Detailed Explanation of TCP Congestion Avoidance Mechanism

1. Problem Background

In TCP congestion control, Congestion Avoidance is the core phase following Slow Start. Its goal is to steadily approach the network bottleneck bandwidth, avoiding network congestion caused by excessive data transmission. Unlike the exponential growth of slow start, congestion avoidance adopts a linear growth strategy to dynamically adjust the size of the congestion window (cwnd).

2. Core Mechanism: Transition from Slow Start to Congestion Avoidance

(1) Limitations of Slow Start

• Slow Start phase: cwnd starts from an initial value (e.g., 1 MSS) and increases by 1 MSS for each ACK received (exponential growth).
• Problem: If exponential growth continues, cwnd will quickly exceed network capacity, causing significant packet loss.

(2) Timing of Switching to Congestion Avoidance

• Threshold (ssthresh): Switch from Slow Start to Congestion Avoidance when cwnd ≥ ssthresh.
• Packet Loss Event: When timeout retransmission occurs or duplicate ACKs are received (triggering Fast Retransmit), ssthresh is reset, and congestion avoidance is entered.

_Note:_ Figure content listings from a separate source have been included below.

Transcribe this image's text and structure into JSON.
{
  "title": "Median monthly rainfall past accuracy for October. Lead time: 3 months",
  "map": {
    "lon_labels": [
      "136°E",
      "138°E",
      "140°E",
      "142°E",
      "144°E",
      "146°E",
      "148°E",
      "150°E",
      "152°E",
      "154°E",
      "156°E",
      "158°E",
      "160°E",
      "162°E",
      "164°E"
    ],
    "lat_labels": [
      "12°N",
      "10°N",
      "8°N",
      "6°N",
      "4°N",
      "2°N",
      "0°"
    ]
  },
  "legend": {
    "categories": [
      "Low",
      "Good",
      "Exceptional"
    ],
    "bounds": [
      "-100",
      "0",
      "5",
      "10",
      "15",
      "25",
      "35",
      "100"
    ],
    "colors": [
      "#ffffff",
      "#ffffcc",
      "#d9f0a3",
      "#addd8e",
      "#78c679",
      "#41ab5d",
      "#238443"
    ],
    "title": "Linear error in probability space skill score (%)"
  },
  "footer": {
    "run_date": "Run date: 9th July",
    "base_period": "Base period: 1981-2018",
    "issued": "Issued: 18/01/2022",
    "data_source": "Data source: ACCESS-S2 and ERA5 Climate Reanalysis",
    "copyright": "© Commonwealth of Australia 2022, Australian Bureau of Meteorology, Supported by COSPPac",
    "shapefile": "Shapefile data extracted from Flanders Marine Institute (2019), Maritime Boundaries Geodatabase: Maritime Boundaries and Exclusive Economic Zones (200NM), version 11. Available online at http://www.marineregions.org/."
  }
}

3. Specific Rules of Congestion Avoidance

(1) Principle of Linear Growth

• For every RTT (Round-Trip Time), cwnd increases by 1 MSS (instead of "1 MSS per ACK" in Slow Start).
• Equivalent implementation: For each ACK received, cwnd increases by \(\frac{1}{cwnd}\) MSS (i.e., a cumulative increase of 1 MSS per RTT).
  Formula:

\[ \text{cwnd} = \text{cwnd} + \frac{1}{\text{cwnd}} \quad (\text{unit: MSS}) \]

(2) Example Calculation (Assuming current cwnd = 10 MSS)

• Upon receiving the 1st ACK: cwnd = 10 + 1/10 = 10.1 MSS
• Upon receiving the 2nd ACK: cwnd = 10.1 + 1/10.1 ≈ 10.2 MSS
• ... After receiving 10 ACKs, cwnd ≈ 11 MSS (completing growth for one RTT).

4. Interaction Between Congestion Avoidance and Packet Loss Response

(1) Behavior upon Packet Loss

• Timeout Retransmission:

  • Considered severe network congestion; directly reset ssthresh = max(cwnd/2, 2 MSS).
  • Reduce cwnd to 1 MSS and re-enter Slow Start.

• Fast Retransmit (3 Duplicate ACKs):

  • Trigger Fast Recovery, ssthresh = cwnd/2.
  • cwnd = ssthresh + 3 MSS (because duplicate ACKs indicate data has left the network).
  • Enter Congestion Avoidance phase (linear growth).

(2) Complete Flow Diagram

Slow Start (exponential growth) → cwnd ≥ ssthresh → Congestion Avoidance (linear growth)  
                              ↓  
                         Detect Packet Loss  
                              ↓  
        Timeout: cwnd=1, Slow Start   OR   Duplicate ACKs: Fast Recovery → Congestion Avoidance  

5. Why is Congestion Avoidance "Additive Increase"?

• Goal: When approaching network capacity, slowly probe available bandwidth through linear growth.
• Advantage: Avoids the aggressiveness of Slow Start, reducing the risk of consecutive packet loss.
• Analogy: Like slowly turning a faucet until the water flow is just full without overflowing (congestion).

6. Adjustments in Practical Applications (e.g., Linux TCP)

• Modern TCP algorithms (e.g., Cubic) have improved linear growth, but the core logic still retains the idea of congestion avoidance.
• Balancing efficiency and fairness through AIMD (Additive Increase, Multiplicative Decrease):
  • Additive Increase: Linearly increase cwnd during Congestion Avoidance.
  • Multiplicative Decrease: Halve ssthresh upon packet loss.

7. Summary

Congestion Avoidance is the core strategy of TCP in the stable phase. Through linear growth, it smoothly brings the sending rate close to the network bottleneck. Together with Slow Start and Fast Retransmit/Recovery, it forms a closed loop of congestion control. Its design embodies the philosophy of "cautious probing," ensuring a balance between high network throughput and low congestion.